I have shifted paradigms. It feels like I was looking at a fuzzy picture and then suddenly it auto-focused (digital technology is cool) and everything made sense.
I have to change everything I do. I have to. It's the only way I can be sure I'm not wasting my students' time.
That sounds like a dramatic statement, but it's not as dramatic as it seems. I have spent almost fourteen years exploring the best ways to deliver comprehensible and compelling information to my students, supported in large by the research of Steven Krashen, and I firmly believe in the power of Comprehensible Input to make Latin enjoyable and accessible to my students--it's key to creating the kind of inclusive and low-stress environment I seek in my classroom. CI, at this point, is an assumed foundation of my approach to teaching language.
Tasks just add the blueprint. For example, the activity I had planned the next day was a take on "White Elephant" or "Dirty Santa" by Justin Slocum-Bailey. In short, students would choose stuffed animals, and other students could choose to claim a new stuffed animal or to steal another student's animal. Miriam and I thought this would be a nice way to ease back into using Latin the first couple of days after winter break.
Can I just say, as an aside, that I have been completely spoiled by my current teaching team? I teach with some of the best Latin teachers in the country and we get to meet and plan on a daily basis. I am super grateful.
After reading Chapter 3 of TCLC, I created this worksheet to go along with the White Elephant activity and designed a purpose for the stuffed animals--groups would be claiming an animal that they would then use the next day in a motivational poster. With this in mind, I asked students in groups to classify animals according to which adjectives they felt could describe them. This was followed by a whole-class discussion, and then, in groups, the students were asked to decide which animals they wanted most and why.

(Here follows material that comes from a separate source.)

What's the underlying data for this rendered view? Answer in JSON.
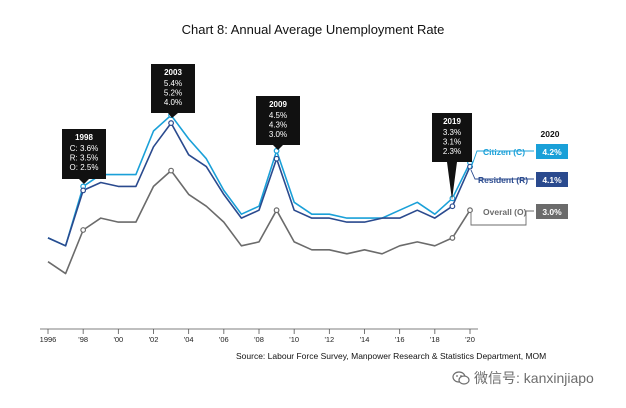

Only after all of that did I start the White Elephant game and, with the next day's project in mind, groups were extremely engaged. The important thing was getting and keeping the stuffed animal they had chosen, not just practicing and playing with the language. Latin became a means instead of an end.
The next day they created motivational posters (the instructions are here; we brainstormed about the two new vocabulary words first and then they created posters).